Housing slump accelerated in fourth quarter

By Martin Crutsinger
the associated press
Tucson, Arizona | Published: 02.16.2007
WASHINGTON — The slump in housing deepened in the final three months of last year with sales falling in 40 states and median home prices declining in nearly half of the metropolitan areas surveyed, a real estate trade group reported Thursday.
The National Association of Realtors report showed that the biggest declines were in former boom areas.
The biggest percentage decline occurred in Nevada, a drop of 36.1 percent in the sales pace in the final three months of 2006 compared with the same period in 2005.
In other former boom areas, Florida saw sales drop by 30.8 percent, in Arizona sales were down 26.9 percent and they fell 21.3 percent in California.
The Realtors survey showed that sales were down in every region in the fourth quarter while prices fell everywhere except the West, where they rose 0.4 percent.
The Realtors said that while sales declined in the fourth quarter in 40 states, six states showed increases and one state, Utah, had an unchanged sales pace. Three states did not report enough data to make comparisons. Nationally, sales declined by 10.1 percent in the fourth quarter of 2006 compared to the same period a year ago.
The median price of a new home, the midpoint where half the homes sold for more and half for less, was $219,300 in the fourth quarter of last year, a drop of 2.7 percent from the same period a year ago.
Median home prices fell in 49 percent of the 149 metropolitan areas surveyed in the fourth quarter, compared with the same period a year ago. That was the largest percentage of metro areas reporting price declines since the Realtors began tracking price data in 1979.
David Lereah, chief economist for the Realtors, said he believed the data show that housing, which had enjoyed a five-year boom, was bottoming out in the final three months of last year.
"This information confirms 2006 was the year of contraction, and hopefully the fourth quarter was the bottom," Lereah said. "When we get the figures for this spring, I expect to see a discernible improvement in both sales and prices."
But Mark Zandi, chief economist for Moody's Economy .com, predicted that home prices in many parts of the country would continue to be under pressure for the rest of this year as the market works through still-large inventories of unsold homes. He said this process will be made more difficult with banks raising lending standards because of concerns about rising mortgage-default rates.

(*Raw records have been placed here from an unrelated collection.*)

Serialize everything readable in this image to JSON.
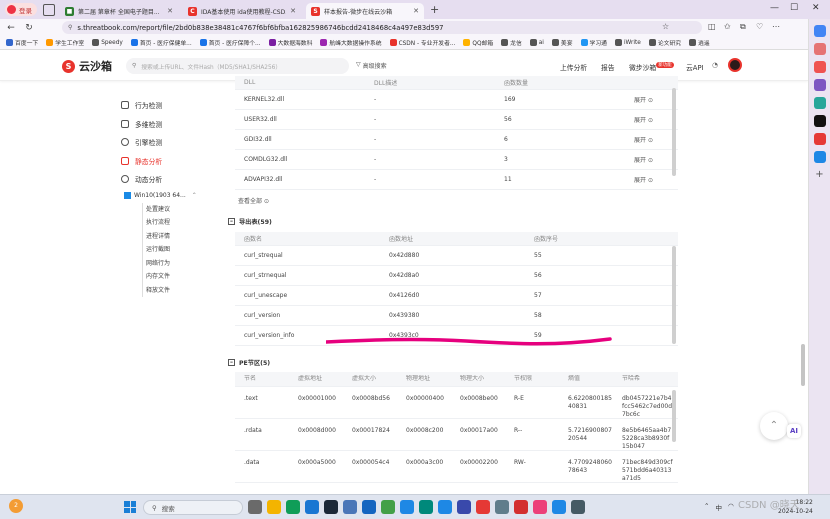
{
  "browser": {
    "profile_label": "登录",
    "tabs": [
      {
        "title": "第二届 第章杯 全国电子题目...",
        "favicon_color": "#2e7d32",
        "favicon_char": "■",
        "active": false
      },
      {
        "title": "IDA基本使用 ida使用教程-CSD...",
        "favicon_color": "#e8332c",
        "favicon_char": "C",
        "active": false
      },
      {
        "title": "样本报告-微步在线云沙箱",
        "favicon_color": "#e8332c",
        "favicon_char": "S",
        "active": true
      }
    ],
    "new_tab": "+",
    "url": "s.threatbook.com/report/file/2bd0b838e38481c4767f6bf6bfba162825986746bcdd2418468c4a497e83d597",
    "bookmarks": [
      {
        "label": "百度一下",
        "color": "#3366cc"
      },
      {
        "label": "学生工作室",
        "color": "#ff9900"
      },
      {
        "label": "Speedy",
        "color": "#555555"
      },
      {
        "label": "首页 - 医疗保健单...",
        "color": "#1a73e8"
      },
      {
        "label": "首页 - 医疗保障个...",
        "color": "#1a73e8"
      },
      {
        "label": "大数据海数科",
        "color": "#7b1fa2"
      },
      {
        "label": "航峰大数据操作系统",
        "color": "#9c27b0"
      },
      {
        "label": "CSDN - 专业开发者...",
        "color": "#e8332c"
      },
      {
        "label": "QQ邮箱",
        "color": "#ffb300"
      },
      {
        "label": "龙信",
        "color": "#555555"
      },
      {
        "label": "ai",
        "color": "#555555"
      },
      {
        "label": "美宴",
        "color": "#555555"
      },
      {
        "label": "学习通",
        "color": "#2196f3"
      },
      {
        "label": "iWrite",
        "color": "#555555"
      },
      {
        "label": "论文研究",
        "color": "#555555"
      },
      {
        "label": "逍遥",
        "color": "#555555"
      }
    ]
  },
  "site": {
    "logo_text": "云沙箱",
    "search_placeholder": "搜索或上传URL、文件Hash（MD5/SHA1/SHA256）",
    "advanced_search": "高级搜索",
    "nav": {
      "upload": "上传分析",
      "report": "报告",
      "weibu": "微步沙箱",
      "weibu_badge": "新功能",
      "api": "云API"
    }
  },
  "sidebar": {
    "items": [
      {
        "label": "行为检测",
        "active": false
      },
      {
        "label": "多维检测",
        "active": false
      },
      {
        "label": "引擎检测",
        "active": false
      },
      {
        "label": "静态分析",
        "active": true
      },
      {
        "label": "动态分析",
        "active": false
      }
    ],
    "env": "Win10(1903 64...",
    "sub_items": [
      "处置建议",
      "执行流程",
      "进程详情",
      "运行截图",
      "网络行为",
      "内存文件",
      "释放文件"
    ]
  },
  "imports": {
    "headers": [
      "DLL",
      "DLL描述",
      "函数数量",
      ""
    ],
    "rows": [
      {
        "dll": "KERNEL32.dll",
        "desc": "-",
        "count": "169",
        "action": "展开"
      },
      {
        "dll": "USER32.dll",
        "desc": "-",
        "count": "56",
        "action": "展开"
      },
      {
        "dll": "GDI32.dll",
        "desc": "-",
        "count": "6",
        "action": "展开"
      },
      {
        "dll": "COMDLG32.dll",
        "desc": "-",
        "count": "3",
        "action": "展开"
      },
      {
        "dll": "ADVAPI32.dll",
        "desc": "-",
        "count": "11",
        "action": "展开"
      }
    ],
    "view_all": "查看全部"
  },
  "exports": {
    "title": "导出表(59)",
    "headers": [
      "函数名",
      "函数地址",
      "函数序号"
    ],
    "rows": [
      {
        "name": "curl_strequal",
        "addr": "0x42d880",
        "ord": "55"
      },
      {
        "name": "curl_strnequal",
        "addr": "0x42d8a0",
        "ord": "56"
      },
      {
        "name": "curl_unescape",
        "addr": "0x4126d0",
        "ord": "57"
      },
      {
        "name": "curl_version",
        "addr": "0x439380",
        "ord": "58"
      },
      {
        "name": "curl_version_info",
        "addr": "0x4393c0",
        "ord": "59"
      }
    ]
  },
  "pe_sections": {
    "title": "PE节区(5)",
    "headers": [
      "节名",
      "虚拟地址",
      "虚拟大小",
      "物理地址",
      "物理大小",
      "节权限",
      "熵值",
      "节哈希"
    ],
    "rows": [
      {
        "name": ".text",
        "vaddr": "0x00001000",
        "vsize": "0x0008bd56",
        "paddr": "0x00000400",
        "psize": "0x0008be00",
        "perm": "R-E",
        "entropy": "6.622080018540831",
        "hash": "db0457221e7b4fcc5462c7ed00d7bc6c"
      },
      {
        "name": ".rdata",
        "vaddr": "0x0008d000",
        "vsize": "0x00017824",
        "paddr": "0x0008c200",
        "psize": "0x00017a00",
        "perm": "R--",
        "entropy": "5.721690080720544",
        "hash": "8e5b6465aa4b75228ca3b8930f15b047"
      },
      {
        "name": ".data",
        "vaddr": "0x000a5000",
        "vsize": "0x000054c4",
        "paddr": "0x000a3c00",
        "psize": "0x00002200",
        "perm": "RW-",
        "entropy": "4.770924806078643",
        "hash": "71bec849d309cf571bdd6a40313a71d5"
      }
    ]
  },
  "taskbar": {
    "weather_badge": "2",
    "search_placeholder": "搜索",
    "lang": "中",
    "time": "18:22",
    "date": "2024-10-24"
  },
  "watermark": "CSDN @晓天",
  "colors": {
    "accent": "#e8332c",
    "annotation": "#e6007e"
  }
}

"The price declines we are seeing are extraordinarily broad-based and just symbolize how significant a price correction we are in," Zandi said.
Before 2006, housing enjoyed a lengthy boom with sales of both new and existing homes setting records for five straight years.
But big declines in sales and construction last year turned housing from one of the economy's stars to a major drag, which subtracted more than a percentage point from overall growth in both the third and fourth quarters.